We've got the same blames from customers who received perfectly looking ICs. They weren't picking on the look, they were just complaining that the parts burst as soon as you power them on.
Sometimes they would have been correct and the parts would have indeed been bad and other times - without a doubt since we do repairs too - it would be something else on the board that would cause it.

Either way, building up a conspiracy theory where the vendor is trying to cheat on you - YOU of all! - is flat out immature, unless you've already given that vendor something to cause them cast trouble upon you.

As almost always, there's a simple and efficient explanation for the trouble, which does not at all require drama and conflict: there may have been a faulty product and vendor may have overlooked it. it's only normal and most vendors actually actively warn you for such a possibility as indicated above:

"Please make sure to test the IC you receive before you put it on a board! We try our best to pre-screen them here and catch some problems, but ultimately you will help yourself and help us if you run a few quick checks before you spend time soldering the IC on the board."

Your own day and the day of people around you would be so much better if you manage to stay cool and try to resolve a problem working with someone rather than trying to take a command and enforce your view and solution on others!

Sometimes you may get temporarily what you look for, but with this attitude and approach you're certain to ruin your life in the long run. 
It's a vicious cycle and it gets worse and worse as you keep discovering more and more enemies as the world inevitably hits you with more and more problems.
I guess that's why Vicodine and drinking are gaining traction all the time :-)
Isn't it so much easier to just say 
Hello, I have a problem with the parts I received from you. One of them looks like it has been used, can I please send it back for exchange/refund as per your own policy?

Of course not everyone is smart/brave/strong enough for a two-liner like that.

Luckily, most of the buyers still are and that is a fact, not a belief.

If it wasn't we wouldn't have been in business.

To set the record straight, here is the response I sent to the above letter:

"You know, I believe your story and I am sorry to hear about your troubles.

What I will do is assume that the problem is on our end, apologize for your experience and give you 100% refund on your order.

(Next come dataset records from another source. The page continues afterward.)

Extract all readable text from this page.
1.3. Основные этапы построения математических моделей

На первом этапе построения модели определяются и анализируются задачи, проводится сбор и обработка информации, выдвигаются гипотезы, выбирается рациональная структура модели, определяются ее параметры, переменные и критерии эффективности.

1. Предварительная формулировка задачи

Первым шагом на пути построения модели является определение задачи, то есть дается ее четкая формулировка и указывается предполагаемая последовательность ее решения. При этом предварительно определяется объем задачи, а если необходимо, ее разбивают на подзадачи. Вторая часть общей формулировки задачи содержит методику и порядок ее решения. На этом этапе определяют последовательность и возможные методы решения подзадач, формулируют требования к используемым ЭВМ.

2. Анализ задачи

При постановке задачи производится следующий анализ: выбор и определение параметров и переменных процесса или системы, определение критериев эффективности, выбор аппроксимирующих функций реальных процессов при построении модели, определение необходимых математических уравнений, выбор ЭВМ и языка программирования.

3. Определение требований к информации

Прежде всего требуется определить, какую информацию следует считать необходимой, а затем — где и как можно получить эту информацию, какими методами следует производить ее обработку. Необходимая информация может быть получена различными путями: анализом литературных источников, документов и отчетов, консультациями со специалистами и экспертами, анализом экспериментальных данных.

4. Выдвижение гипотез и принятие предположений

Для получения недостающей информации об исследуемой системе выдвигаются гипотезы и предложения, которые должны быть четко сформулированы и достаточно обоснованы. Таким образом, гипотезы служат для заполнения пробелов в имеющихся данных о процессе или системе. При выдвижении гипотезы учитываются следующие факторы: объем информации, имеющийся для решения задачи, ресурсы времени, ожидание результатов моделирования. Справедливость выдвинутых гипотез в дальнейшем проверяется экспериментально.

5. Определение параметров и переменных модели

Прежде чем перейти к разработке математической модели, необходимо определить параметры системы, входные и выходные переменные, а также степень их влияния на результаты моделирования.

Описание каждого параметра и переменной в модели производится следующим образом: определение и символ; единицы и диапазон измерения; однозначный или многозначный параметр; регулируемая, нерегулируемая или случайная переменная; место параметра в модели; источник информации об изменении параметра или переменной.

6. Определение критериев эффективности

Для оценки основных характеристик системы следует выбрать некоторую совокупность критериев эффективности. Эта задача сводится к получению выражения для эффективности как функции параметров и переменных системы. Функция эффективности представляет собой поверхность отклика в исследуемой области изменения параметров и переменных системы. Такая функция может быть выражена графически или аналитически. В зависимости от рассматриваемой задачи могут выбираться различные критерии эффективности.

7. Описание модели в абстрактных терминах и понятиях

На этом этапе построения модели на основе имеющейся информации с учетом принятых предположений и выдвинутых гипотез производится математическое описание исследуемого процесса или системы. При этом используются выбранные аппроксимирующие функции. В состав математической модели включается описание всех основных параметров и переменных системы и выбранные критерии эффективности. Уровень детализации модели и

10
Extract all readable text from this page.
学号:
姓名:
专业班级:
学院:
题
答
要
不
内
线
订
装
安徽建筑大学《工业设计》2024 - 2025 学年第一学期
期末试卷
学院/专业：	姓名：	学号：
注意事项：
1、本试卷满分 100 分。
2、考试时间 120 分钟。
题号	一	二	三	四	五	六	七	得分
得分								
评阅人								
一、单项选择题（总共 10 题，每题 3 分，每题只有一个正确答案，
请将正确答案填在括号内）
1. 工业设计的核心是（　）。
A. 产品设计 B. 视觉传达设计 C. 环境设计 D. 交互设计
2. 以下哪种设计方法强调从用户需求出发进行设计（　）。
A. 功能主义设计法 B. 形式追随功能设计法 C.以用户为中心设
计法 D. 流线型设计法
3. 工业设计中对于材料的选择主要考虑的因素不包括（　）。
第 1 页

I will not offer you working parts for two reasons: first, because the original pair that you had received has come from the same box that everyone else receives parts from; you don't seem to believe that story and it's your right, but I happen to be in the position to operate based on facts, not beliefs, so if anything I certainly can make a decision easier than you do. We may not have checked the IC, that's completely possible, but that's about it and to make sure it won't happen again I am just giving you the opportunity to choose someone who can do better job for you.

Second, I just can't accept staying in a business with someone who can treat me the way you do.
Service repairs business is based on negative experiences and is tough enough as it is; inability to behave in the face of yet another problem is more than a strong indication for me to want off.

Not sure it will get through properly, but in a nutshell that's what it is: we are sorry if we have made a mistake, but those mistakes do happen, they are not purposeful and we are handling them the best we can.

In this case, we will take the complete loss and we will also take the possibility of you deciding it's all our fault and making sure we get our negative coverage for it.

We can't and won't do anything to stop you from doing that.

We just make sure that we've done the best we could for a customer and then for us to stay out of future trouble.
- coppelltvrepair"

I would not be surprised if case develops further, but at this point the only thing I really wished to say was that I am always sorry seeing how the concept of "competition" actually leads to spoiling customers by being forced to give them anything they want or else.

In long run it works against those very customers and this is something that every American is now feeling and is about to feel much more as the economic crisis unfolds further.